Megiddo is a tell (an ancient hilltop settlement) in northern Israel overlooking the Jezreel Valley in Lower Galilee. Known for its historical and theological importance, especially under its Greek name Armageddon (“Battle of the End of Days”), the city was strategically located on an ancient trade road, the Via Maris, linking Egypt and Damascus. In ancient times Megiddo was an important city-state and assumed a prominent role. Excavations have unearthed 25 layers of ruins representing every single period of ancient history in the Land of Israel.
Coordinates: 32°30’0”N, 34°53’23”E
Meggido was first inhabited in the 6th millennium BC during the Neolithic period, although the first significant remains date to the Chalcolithic period (4500–3500 BC). Later, during the beginning of the Early Bronze Age (ca. 3300 BC), a temple was constructed on the tell, described by its excavators as “the most monumental single edifice so far uncovered in the Early Bronze Age Levant“. By the beginning of the 2nd millennium BC, Megiddo was already a fortified city with massive walls, and a thousand years later, it became a centre of Egyptian rule over Canaan. Because of its strategic location, Megiddo was the site of several historical battles. The first reference to Megiddo in a written source dates from 1479 BC. It is a detailed account (the first recorded battle in history, The Battle of Megiddo) of the campaign of the pharaoh Thutmose III to reassert Egypt’s dominion over the territories in Canaan.

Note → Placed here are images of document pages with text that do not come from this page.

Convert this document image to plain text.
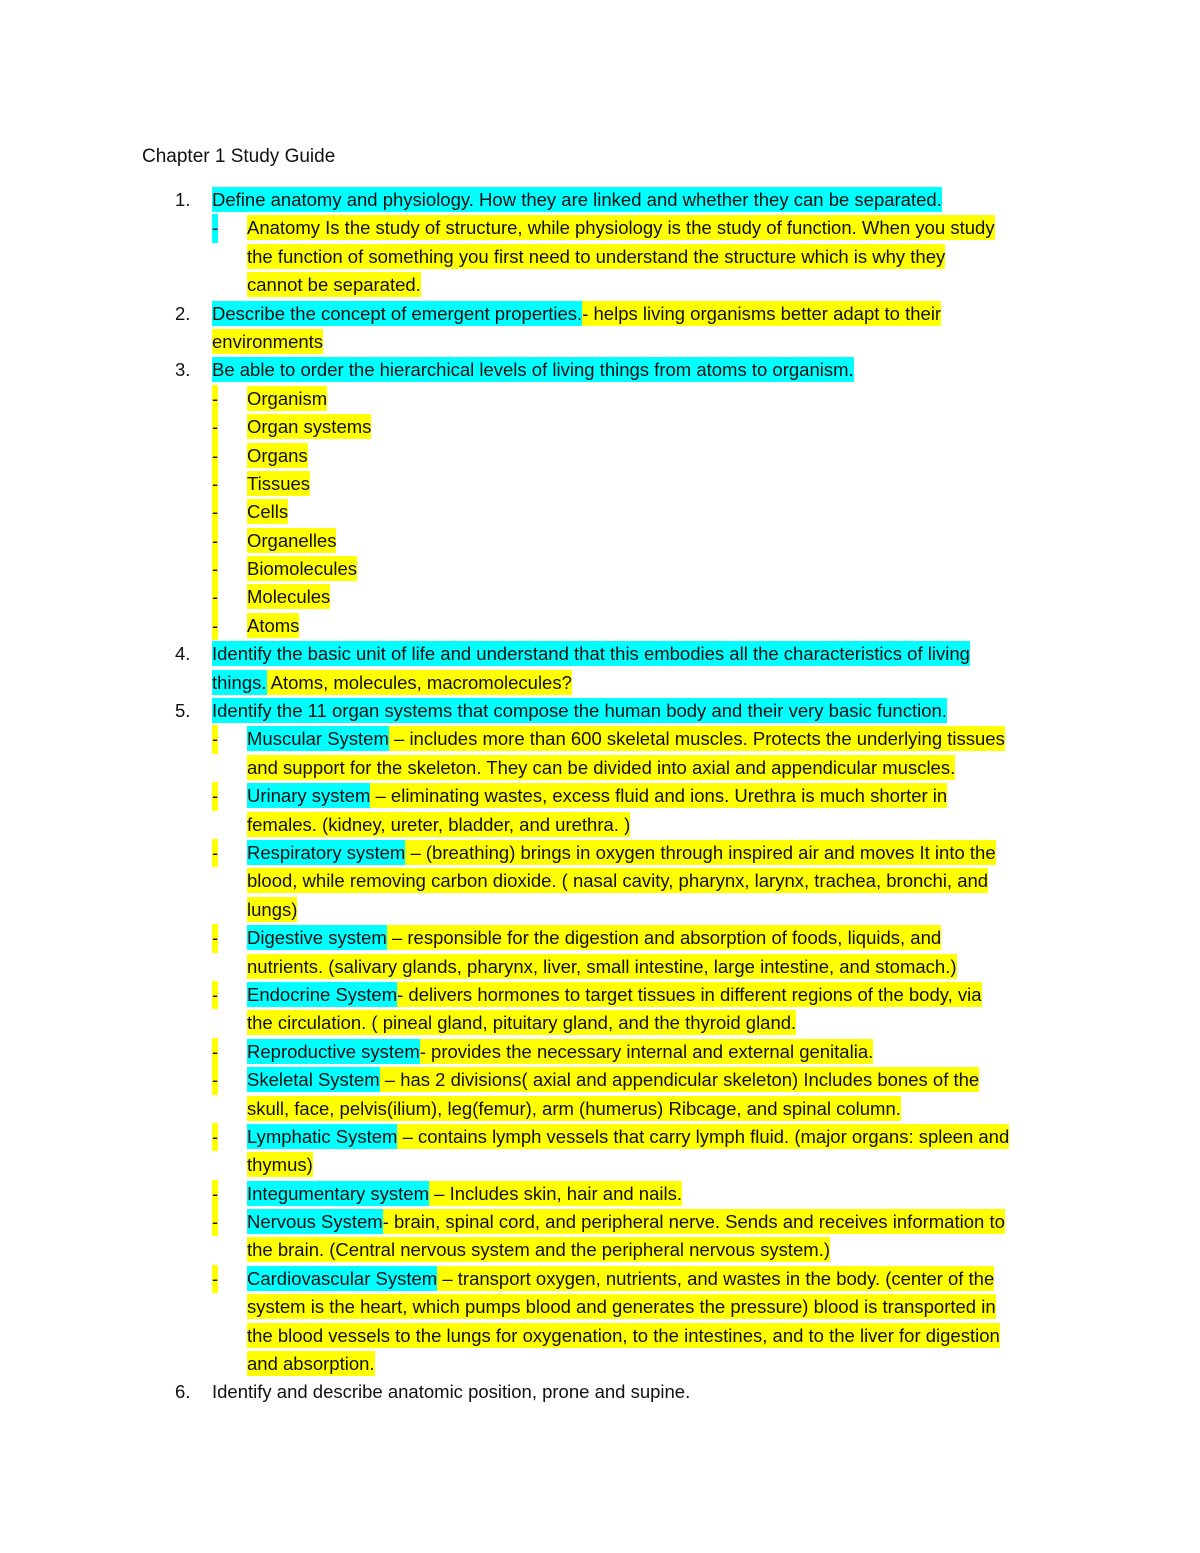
Chapter 1 Study Guide
1. Define anatomy and physiology. How they are linked and whether they can be separated.
- Anatomy Is the study of structure, while physiology is the study of function. When you study
the function of something you first need to understand the structure which is why they
cannot be separated.
2. Describe the concept of emergent properties.- helps living organisms better adapt to their
environments
3. Be able to order the hierarchical levels of living things from atoms to organism.
- Organism
- Organ systems
- Organs
- Tissues
- Cells
- Organelles
- Biomolecules
- Molecules
- Atoms
4. Identify the basic unit of life and understand that this embodies all the characteristics of living
things. Atoms, molecules, macromolecules?
5. Identify the 11 organ systems that compose the human body and their very basic function.
- Muscular System – includes more than 600 skeletal muscles. Protects the underlying tissues
and support for the skeleton. They can be divided into axial and appendicular muscles.
- Urinary system – eliminating wastes, excess fluid and ions. Urethra is much shorter in
females. (kidney, ureter, bladder, and urethra. )
- Respiratory system – (breathing) brings in oxygen through inspired air and moves It into the
blood, while removing carbon dioxide. ( nasal cavity, pharynx, larynx, trachea, bronchi, and
lungs)
- Digestive system – responsible for the digestion and absorption of foods, liquids, and
nutrients. (salivary glands, pharynx, liver, small intestine, large intestine, and stomach.)
- Endocrine System- delivers hormones to target tissues in different regions of the body, via
the circulation. ( pineal gland, pituitary gland, and the thyroid gland.
- Reproductive system- provides the necessary internal and external genitalia.
- Skeletal System – has 2 divisions( axial and appendicular skeleton) Includes bones of the
skull, face, pelvis(ilium), leg(femur), arm (humerus) Ribcage, and spinal column.
- Lymphatic System – contains lymph vessels that carry lymph fluid. (major organs: spleen and
thymus)
- Integumentary system – Includes skin, hair and nails.
- Nervous System- brain, spinal cord, and peripheral nerve. Sends and receives information to
the brain. (Central nervous system and the peripheral nervous system.)
- Cardiovascular System – transport oxygen, nutrients, and wastes in the body. (center of the
system is the heart, which pumps blood and generates the pressure) blood is transported in
the blood vessels to the lungs for oxygenation, to the intestines, and to the liver for digestion
and absorption.
6. Identify and describe anatomic position, prone and supine.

Megiddo was taken by the Israelites at the time of King David, and the city reached its peak under King Solomon in the 10th century BC. Solomon rebuilt Megiddo as a royal city, administering the northern part of the kingdom. Several structures dating to the reign of Solomon have been identified, such as palaces, fortifications, stables, administrative buildings and a water system. These structures, however, were destroyed in the late 10th century BC, possibly by Pharaoh Shoshenq I, but the city was rebuilt. In 732 BC, the Assyrian king Tiglath-pileser III took the city and destroyed it. After 720 BC, a new city was built at Meggido, and it became the capital of an Assyrian province named Magiddu. The city was abandoned after the Persian period. A small garrison known as Legio was stationed nearby during the Roman era.